Romuald Wadagni trace sa voie au Bénin entre héritage et innovation politique
À peine une semaine après sa prise de fonction, le président béninois Romuald Wadagni dessine déjà les contours de sa gouvernance. Successeur de Patrice Talon, dont il fut le ministre des Finances pendant deux mandats, il navigue entre la préservation d’un héritage économique solide et l’affirmation d’une vision politique renouvelée. Ses premières décisions, annoncées depuis l’investiture, illustrent cette quête d’équilibre entre fidélité aux réalisations passées et introduction de changements mesurés.
Un bilan économique à préserver et à valoriser
Romuald Wadagni assume pleinement les réformes et orientations budgétaires qu’il a portées durant huit années à la tête du ministère des Finances. La restauration des équilibres macroéconomiques, l’amélioration de la crédibilité financière du Bénin auprès des investisseurs internationaux et la réalisation d’infrastructures majeures sont présentées comme des acquis à défendre. Cette continuité stratégique rassure les partenaires économiques et les agences de notation, qui avaient salué la trajectoire économique du pays sous la présidence Talon.
En tant qu’architecte des derniers emprunts souverains béninois et promoteur d’une gestion rigoureuse des finances publiques, l’ancien ministre bénéficie d’une réputation solide sur la scène financière internationale. Cette légitimité acquise lui permet de bénéficier d’une confiance immédiate auprès des bailleurs de fonds et des investisseurs, dans un contexte ouest-africain marqué par des incertitudes politiques et sécuritaires.
Les prémices d’une identité présidentielle distincte
Pourtant, Romuald Wadagni ne se limite pas à incarner la continuité. Ses premières mesures révèlent une volonté de s’écarter progressivement du modèle précédent, notamment sur les plans politique et social, où des tensions avaient persisté. Le nouveau président multiplie les initiatives pour élargir son assise politique et apaiser les critiques, notamment celles liées aux restrictions institutionnelles dénoncées par l’opposition.
Son discours initial rompt avec le style plus distant adopté par son prédécesseur. Wadagni mise sur une approche plus collaborative, valorisant le dialogue avec les acteurs socio-économiques et insistant sur l’inclusivité de sa gouvernance. Cette posture vise à renforcer son image d’un dirigeant ouvert, tout en évitant une rupture brutale avec le cadre institutionnel issu de la réforme constitutionnelle de 2019.
Un parcours semé d’embûches et de défis
Cependant, les réalités du pouvoir imposent rapidement leurs limites.

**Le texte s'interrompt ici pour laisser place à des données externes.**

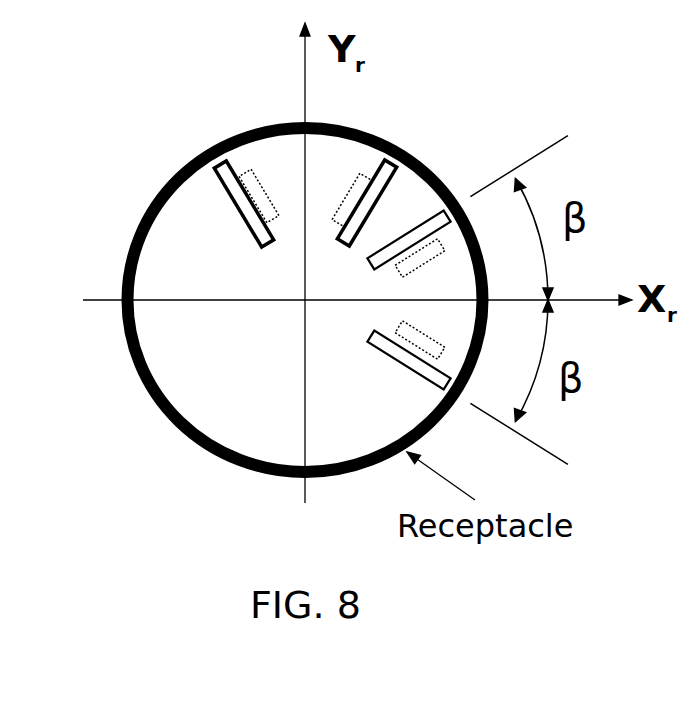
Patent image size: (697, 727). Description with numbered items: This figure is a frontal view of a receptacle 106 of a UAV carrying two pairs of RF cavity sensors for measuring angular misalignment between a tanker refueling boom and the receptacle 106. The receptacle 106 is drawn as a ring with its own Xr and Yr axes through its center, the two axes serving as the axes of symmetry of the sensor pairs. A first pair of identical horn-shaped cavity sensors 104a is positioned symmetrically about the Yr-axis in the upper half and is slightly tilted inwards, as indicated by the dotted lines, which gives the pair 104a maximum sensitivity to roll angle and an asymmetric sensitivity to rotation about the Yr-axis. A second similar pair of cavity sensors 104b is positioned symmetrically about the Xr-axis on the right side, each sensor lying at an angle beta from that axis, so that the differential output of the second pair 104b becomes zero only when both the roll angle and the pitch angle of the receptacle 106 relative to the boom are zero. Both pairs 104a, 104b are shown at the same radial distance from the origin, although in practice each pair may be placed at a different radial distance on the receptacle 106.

The receptacle 106 is at (133, 197).
The first cavity sensor pair 104a is at (230, 229).
The second cavity sensor pair 104b is at (411, 204).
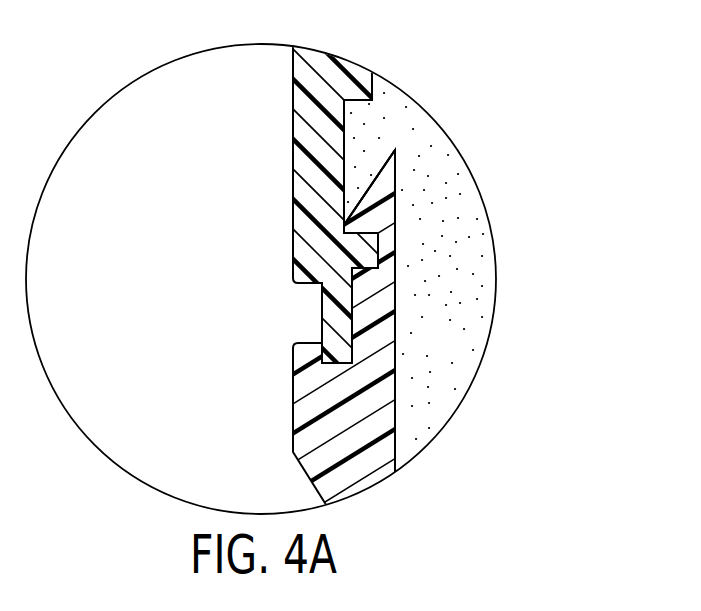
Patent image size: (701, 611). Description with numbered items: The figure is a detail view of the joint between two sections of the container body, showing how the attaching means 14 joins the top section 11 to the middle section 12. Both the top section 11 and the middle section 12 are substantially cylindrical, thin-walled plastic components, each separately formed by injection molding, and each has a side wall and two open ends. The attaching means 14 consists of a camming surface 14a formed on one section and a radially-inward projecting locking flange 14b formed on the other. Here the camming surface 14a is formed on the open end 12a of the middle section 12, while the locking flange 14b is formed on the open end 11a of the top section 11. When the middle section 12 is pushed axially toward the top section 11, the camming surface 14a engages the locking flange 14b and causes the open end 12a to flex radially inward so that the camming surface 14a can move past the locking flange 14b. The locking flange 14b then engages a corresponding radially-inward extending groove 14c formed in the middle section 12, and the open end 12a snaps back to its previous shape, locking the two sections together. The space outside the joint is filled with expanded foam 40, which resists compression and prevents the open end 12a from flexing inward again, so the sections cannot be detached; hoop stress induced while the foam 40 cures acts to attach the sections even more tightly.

The top section 11 is at (293, 143).
The open end of the top section 11a is at (322, 303).
The middle section 12 is at (293, 385).
The open end of the middle section 12a is at (395, 186).
The attaching means 14 is at (150, 274).
The camming surface 14a is at (386, 162).
The locking flange 14b is at (356, 257).
The groove 14c is at (358, 257).
The expanded foam 40 is at (452, 343).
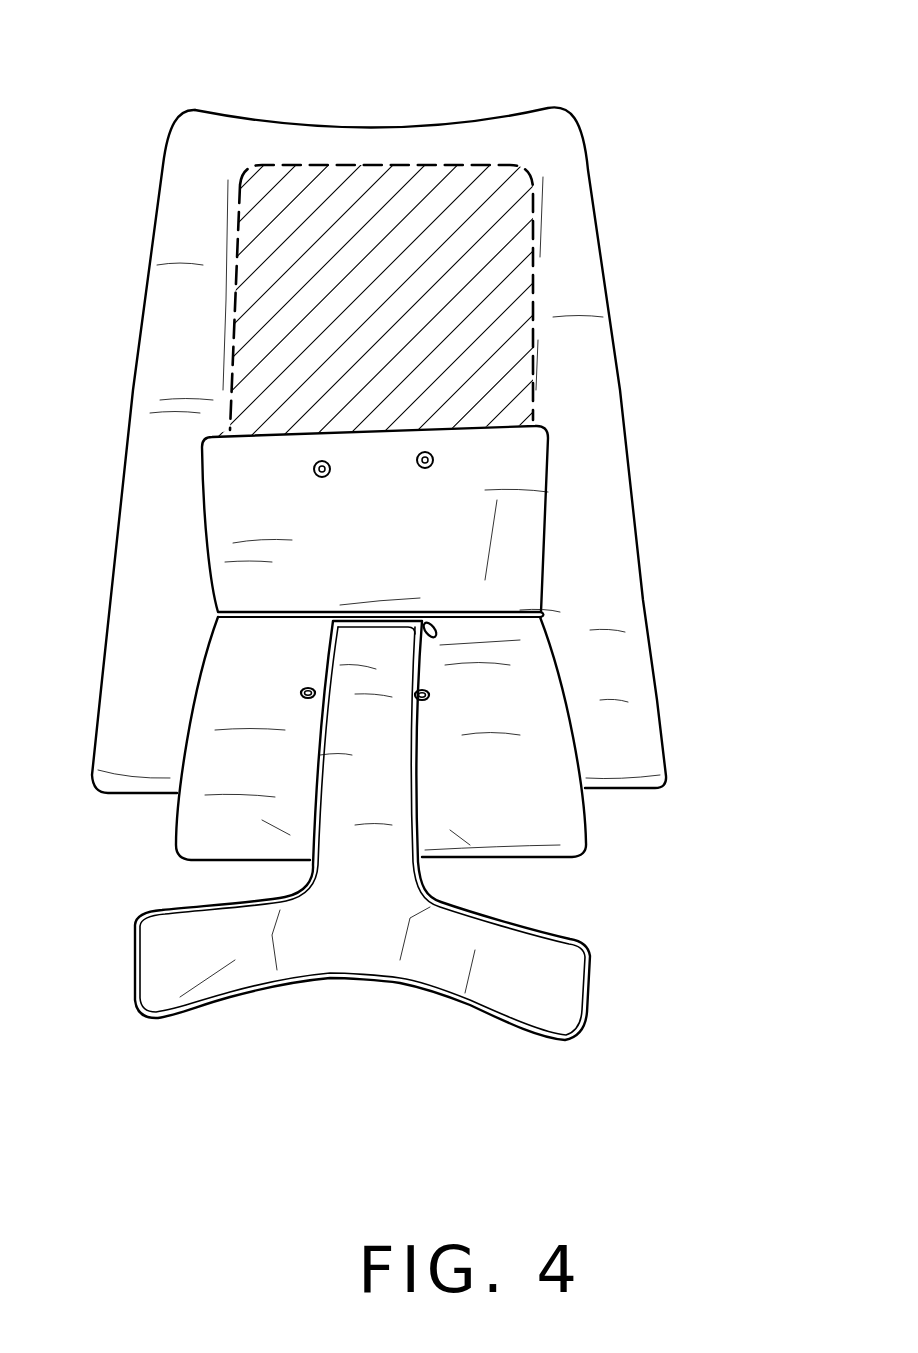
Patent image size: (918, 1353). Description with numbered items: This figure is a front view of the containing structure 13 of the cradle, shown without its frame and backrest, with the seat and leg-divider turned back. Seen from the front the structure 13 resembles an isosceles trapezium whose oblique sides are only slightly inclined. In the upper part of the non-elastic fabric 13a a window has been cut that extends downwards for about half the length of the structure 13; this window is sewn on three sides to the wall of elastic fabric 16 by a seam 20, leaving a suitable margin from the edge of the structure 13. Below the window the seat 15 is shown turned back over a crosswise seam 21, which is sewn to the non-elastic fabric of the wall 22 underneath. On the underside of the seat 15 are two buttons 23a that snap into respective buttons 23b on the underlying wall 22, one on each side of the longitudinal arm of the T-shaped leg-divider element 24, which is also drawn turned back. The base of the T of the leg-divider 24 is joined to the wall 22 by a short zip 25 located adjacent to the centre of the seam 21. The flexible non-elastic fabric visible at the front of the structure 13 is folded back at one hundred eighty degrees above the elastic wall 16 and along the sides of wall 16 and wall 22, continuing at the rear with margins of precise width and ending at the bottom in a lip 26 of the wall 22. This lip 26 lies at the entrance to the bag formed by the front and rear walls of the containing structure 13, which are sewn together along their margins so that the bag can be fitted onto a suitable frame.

The containing structure 13 is at (304, 121).
The non-elastic fabric 13a is at (200, 240).
The wall of elastic fabric 16 is at (405, 285).
The seam 20 is at (360, 165).
The seat 15 is at (428, 542).
The buttons 23a is at (330, 477).
The crosswise seam 21 is at (533, 608).
The wall 22 is at (495, 775).
The lip 26 is at (452, 833).
The buttons 23b is at (302, 692).
The zip 25 is at (430, 623).
The T-shaped leg-divider element 24 is at (357, 883).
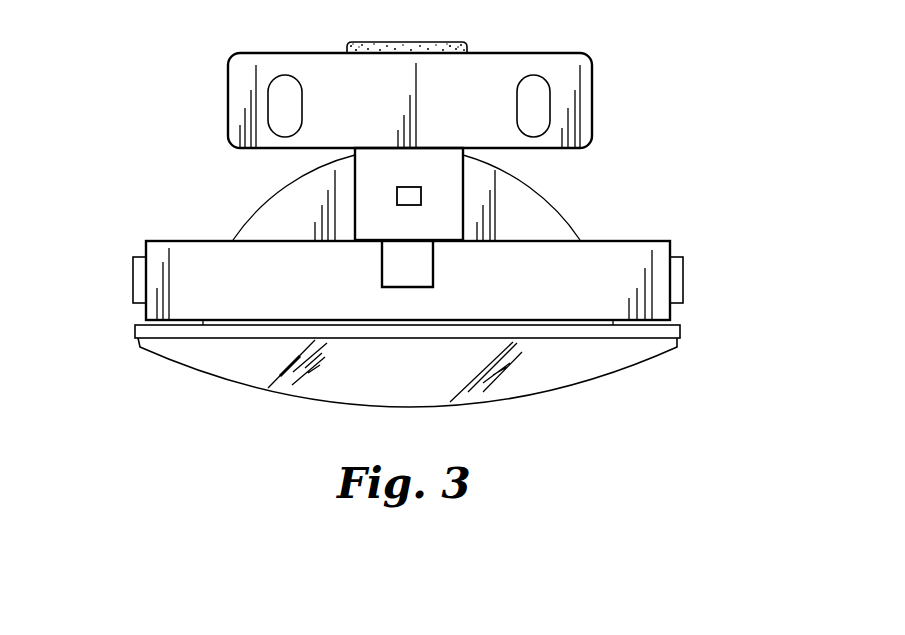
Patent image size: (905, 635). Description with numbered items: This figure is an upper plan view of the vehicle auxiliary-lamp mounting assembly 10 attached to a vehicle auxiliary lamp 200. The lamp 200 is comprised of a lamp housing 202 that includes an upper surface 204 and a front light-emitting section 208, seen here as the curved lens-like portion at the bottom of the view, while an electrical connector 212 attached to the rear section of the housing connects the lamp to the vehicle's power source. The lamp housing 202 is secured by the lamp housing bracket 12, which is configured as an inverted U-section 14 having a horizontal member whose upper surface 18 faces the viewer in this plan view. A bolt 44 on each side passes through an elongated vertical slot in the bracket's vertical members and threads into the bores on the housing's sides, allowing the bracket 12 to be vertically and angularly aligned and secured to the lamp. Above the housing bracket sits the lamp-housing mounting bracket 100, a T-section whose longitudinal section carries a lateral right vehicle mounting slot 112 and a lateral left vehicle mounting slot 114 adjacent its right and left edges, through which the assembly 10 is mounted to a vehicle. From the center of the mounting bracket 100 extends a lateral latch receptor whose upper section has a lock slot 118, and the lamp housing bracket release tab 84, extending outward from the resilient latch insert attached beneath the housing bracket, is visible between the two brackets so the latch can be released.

The assembly 10 is at (665, 48).
The electrical connector 212 is at (350, 43).
The lamp-housing mounting bracket 100 is at (567, 82).
The lateral left vehicle mounting slot 114 is at (285, 105).
The lateral right vehicle mounting slot 112 is at (537, 111).
The lamp housing 202 is at (523, 208).
The lock slot 118 is at (407, 197).
The lamp housing bracket release tab 84 is at (403, 270).
The lamp housing bracket 12 is at (492, 260).
The inverted U-section 14 is at (492, 260).
The upper surface 18 is at (648, 242).
The bolt 44 is at (140, 279).
The vehicle auxiliary lamp 200 is at (675, 330).
The upper surface 204 is at (458, 403).
The front light-emitting section 208 is at (552, 392).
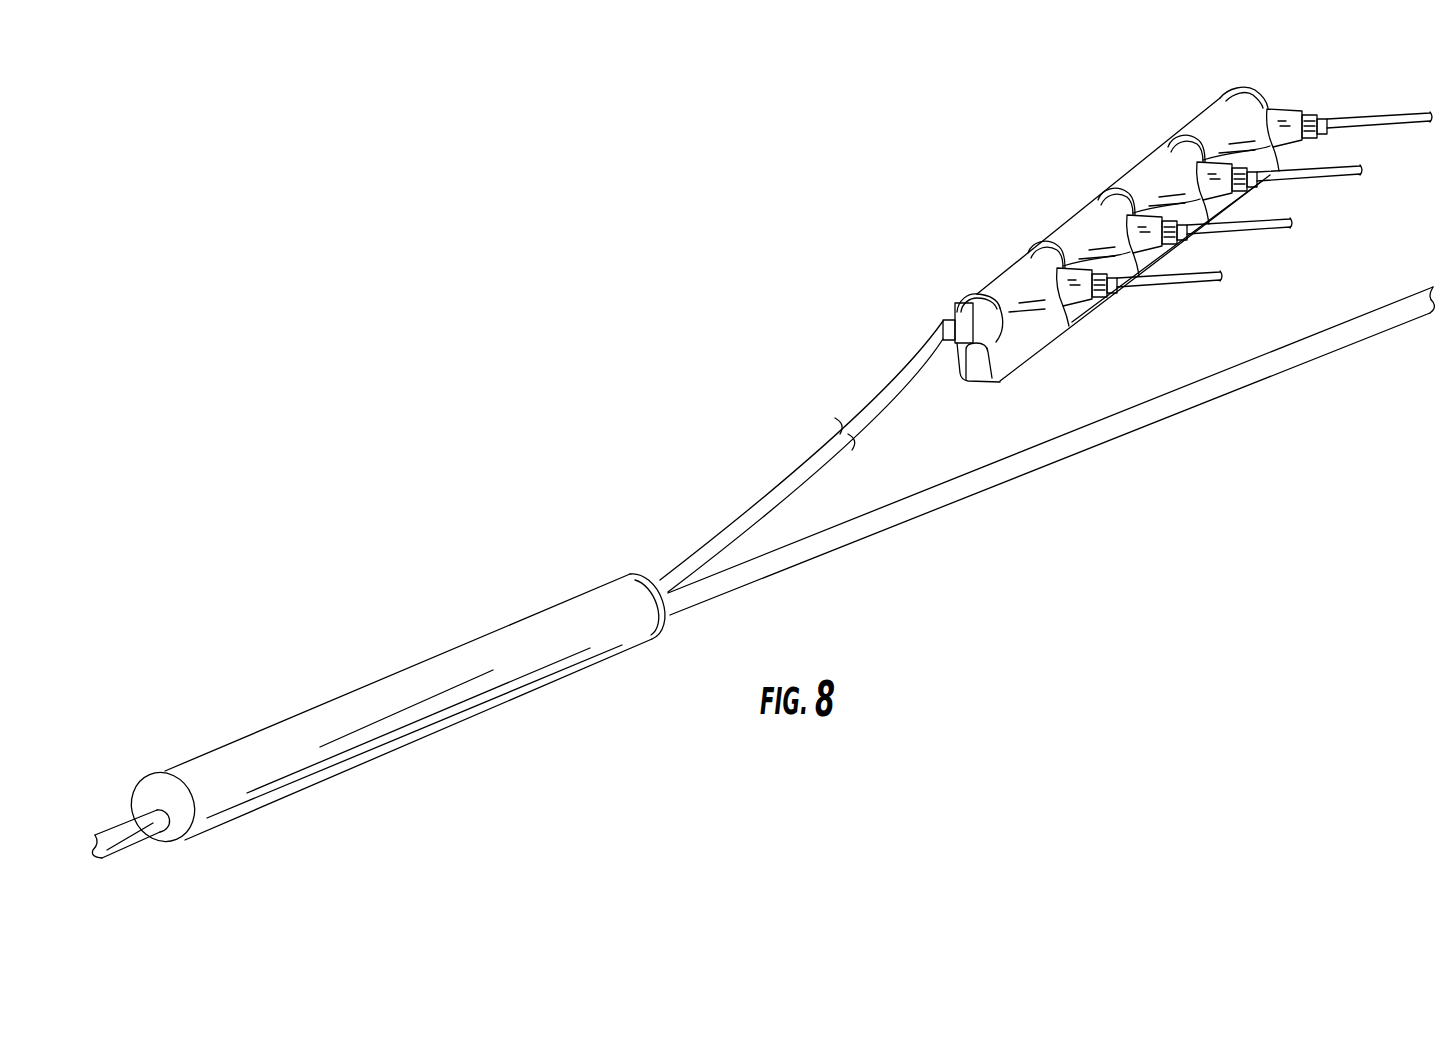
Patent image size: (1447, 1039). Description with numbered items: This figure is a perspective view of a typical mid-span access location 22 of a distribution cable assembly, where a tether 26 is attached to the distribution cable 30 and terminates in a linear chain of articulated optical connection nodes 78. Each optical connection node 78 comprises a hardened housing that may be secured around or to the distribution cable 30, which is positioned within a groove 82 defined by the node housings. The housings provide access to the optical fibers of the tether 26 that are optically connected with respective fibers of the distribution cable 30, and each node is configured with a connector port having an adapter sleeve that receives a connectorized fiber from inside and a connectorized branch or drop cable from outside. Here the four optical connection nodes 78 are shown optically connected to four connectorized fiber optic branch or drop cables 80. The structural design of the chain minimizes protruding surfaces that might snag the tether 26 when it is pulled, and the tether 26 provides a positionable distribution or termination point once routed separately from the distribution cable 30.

Le nouveau chef de l’État doit composer avec une majorité parlementaire héritée de l’ère Talon, une administration centralisée par une décennie de décisions verticales et une société civile attentive aux moindres signes de changement. La réussite de Romuald Wadagni dépendra de sa capacité à former une équipe gouvernementale alignée sur sa vision, sans perturber les équilibres internes du camp présidentiel.
Sur le plan sécuritaire, une ombre plane sur ses débuts : la menace terroriste dans les départements du Nord, frontaliers du Burkina Faso et du Niger, mobilise d’importantes ressources militaires et exige une diplomatie régionale subtile. Les arbitrages à venir en matière de défense et de coopération avec les pays voisins seront déterminants pour évaluer l’autonomie stratégique de son mandat par rapport à celui de Patrice Talon.
Les cent premiers jours de son quinquennat s’annoncent décisifs. Entre la nomination d’un gouvernement reflétant ses priorités, l’élaboration d’un budget ambitieux et la gestion des relations avec l’opposition, Romuald Wadagni devra prouver que la continuité affichée n’exclut pas une transformation politique tangible. Son objectif ? Parvenir à un dosage subtil entre héritage et modernisation, comme en témoignent ses premières déclarations.